Georgia 2018: Stacey Evans aims to weaponize Roy Moore in gov race

Former Alabama chief justice and U.S. Senate candidate Roy Moore speaks in Vestavia Hills, Ala., on Saturday. AP/Hal Yeager

Credit: Jim Galloway

Credit: Jim Galloway

Former Alabama chief justice and U.S. Senate candidate Roy Moore speaks in Vestavia Hills, Ala., on Saturday. AP/Hal Yeager

Democrat Stacey Evans has seized on Alabama U.S. Senate candidate Roy Moore's candidacy in next week's election, with a call for her GOP opponents in the race for Georgia governor to disavow the embattled contender and a petition urging Georgia voters to do the same.

The former state lawmaker on Thursday said Republicans who support his candidacy “by not explicitly disavowing it threatens the integrity of the great state of Georgia,” invoking the spate of allegations that he made sexual advances on teenage girls when he was in his 30s.

“I call on Republicans who wish to govern the state we all call home, a state whose motto is ‘Wisdom, Justice, Moderation’ to follow some of their party elders and colleagues, and disavow Moore as a candidate for the U.S. Senate,” she said.

Her Democratic rival, ex-Georgia House Minority Leader Stacey Abrams, echoed Evans’ call  with a plea to repudiate Moore “given the horrific and credible allegations levied against him.”

“By refusing to disavow Moore, the Republican Party is demonstrating that they would rather support partisan alliances than the wellbeing of the women and girls they claim to represent,” Abrams said.

Several Republicans used the challenge as a chance to swing back.

Secretary of State Brian Kemp said he unequivocally condemns sexual harassment and that people who use their positions of power to take advantage of others should be “tried, sentenced and punished to the fullest extent of the law.”

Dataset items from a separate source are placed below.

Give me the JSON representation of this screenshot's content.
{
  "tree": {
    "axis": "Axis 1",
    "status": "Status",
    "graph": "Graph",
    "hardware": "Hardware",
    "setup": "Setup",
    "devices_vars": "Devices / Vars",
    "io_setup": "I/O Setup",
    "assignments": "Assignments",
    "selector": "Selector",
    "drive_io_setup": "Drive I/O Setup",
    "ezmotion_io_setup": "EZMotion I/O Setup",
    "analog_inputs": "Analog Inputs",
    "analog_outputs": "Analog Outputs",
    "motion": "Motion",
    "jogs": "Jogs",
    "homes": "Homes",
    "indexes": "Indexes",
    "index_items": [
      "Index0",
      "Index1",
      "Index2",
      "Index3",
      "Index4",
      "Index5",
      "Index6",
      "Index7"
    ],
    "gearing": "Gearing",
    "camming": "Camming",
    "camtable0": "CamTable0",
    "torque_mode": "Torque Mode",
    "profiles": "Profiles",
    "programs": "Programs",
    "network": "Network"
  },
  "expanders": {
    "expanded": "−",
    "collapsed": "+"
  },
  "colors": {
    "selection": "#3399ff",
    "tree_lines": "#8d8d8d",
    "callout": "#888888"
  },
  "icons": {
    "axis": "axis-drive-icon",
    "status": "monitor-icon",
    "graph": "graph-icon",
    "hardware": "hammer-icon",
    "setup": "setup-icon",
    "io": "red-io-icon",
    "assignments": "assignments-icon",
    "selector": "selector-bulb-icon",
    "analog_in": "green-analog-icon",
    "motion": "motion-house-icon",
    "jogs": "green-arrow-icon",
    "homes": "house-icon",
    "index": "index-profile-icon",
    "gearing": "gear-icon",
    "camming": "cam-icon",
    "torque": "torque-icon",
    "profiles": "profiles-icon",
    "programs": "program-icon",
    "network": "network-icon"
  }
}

But he added he had little say in the affairs next door: “In Alabama, voters - not I - have an important decision to make at the ballot box next week. If Stacey Evans is so concerned about elections in other states, maybe she should run for president too."

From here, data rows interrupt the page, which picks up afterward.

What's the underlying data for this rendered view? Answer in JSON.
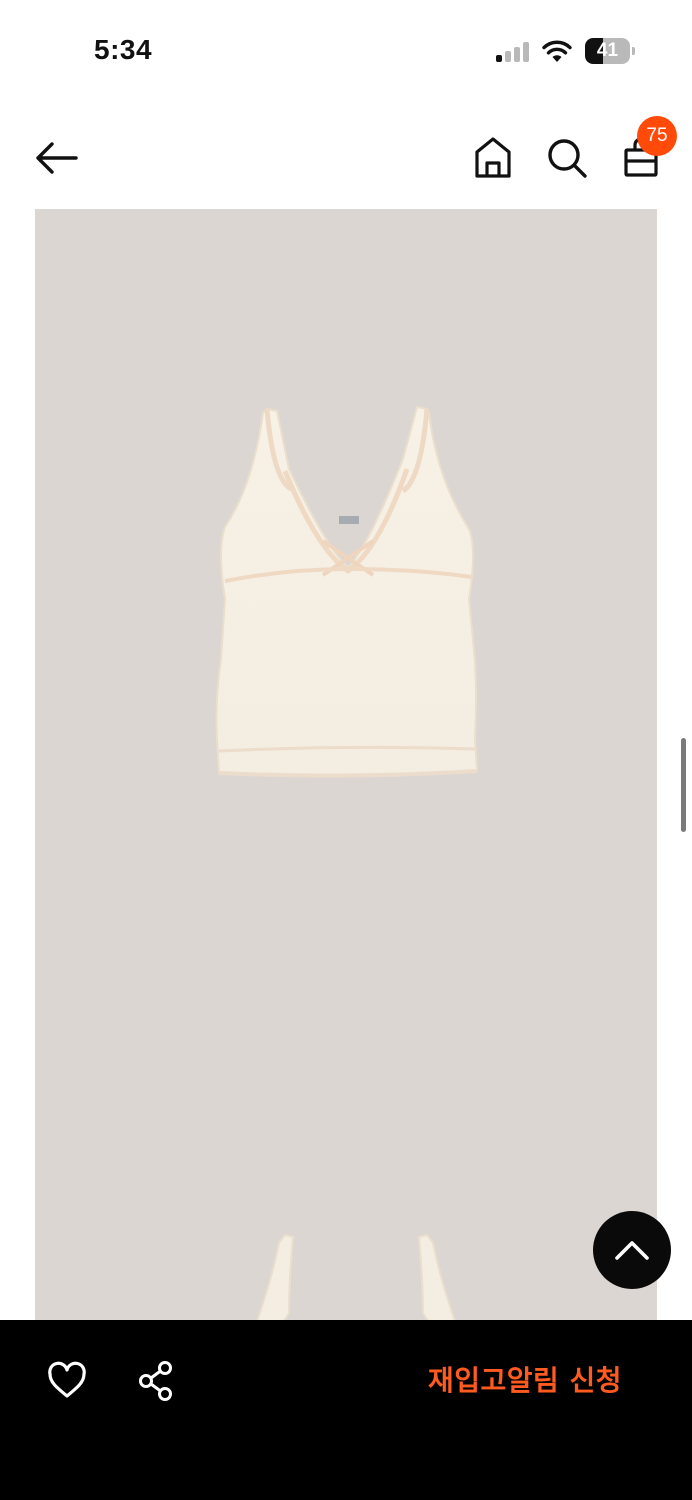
{
  "status_bar": {
    "time": "5:34",
    "battery_level": "41",
    "battery_fraction": 0.41
  },
  "nav": {
    "back_icon": "arrow-left-icon",
    "home_icon": "home-icon",
    "search_icon": "search-icon",
    "cart_icon": "shopping-bag-icon",
    "cart_count": "75"
  },
  "product": {
    "image_icon": "product-photo",
    "background_color": "#dcd6d3"
  },
  "scroll_top": {
    "icon": "chevron-up-icon"
  },
  "bottom_bar": {
    "like_icon": "heart-icon",
    "share_icon": "share-icon",
    "restock_label": "재입고알림 신청",
    "accent_color": "#ff5a1f"
  }
}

It was a reference to Abrams' comment about her intention to run for the White House in about a decade.

Another GOP candidate for governor, state Sen. Michael Williams, said Moore should be considered “innocent until proven guilty.”

"On the other hand, Moore's opponent, Doug Jones, has admitted to supporting partial birth abortion," he said, referring to a GOP attack line that Jones has said was inaccurate.

“We simply cannot have another pro-abortion Democrat in the US Senate. Will Stacey disavow the killing of innocent babies?"

Two other Republican contenders, Lt. Gov. Casey Cagle and former state Sen. Hunter Hill, declined comment on Moore.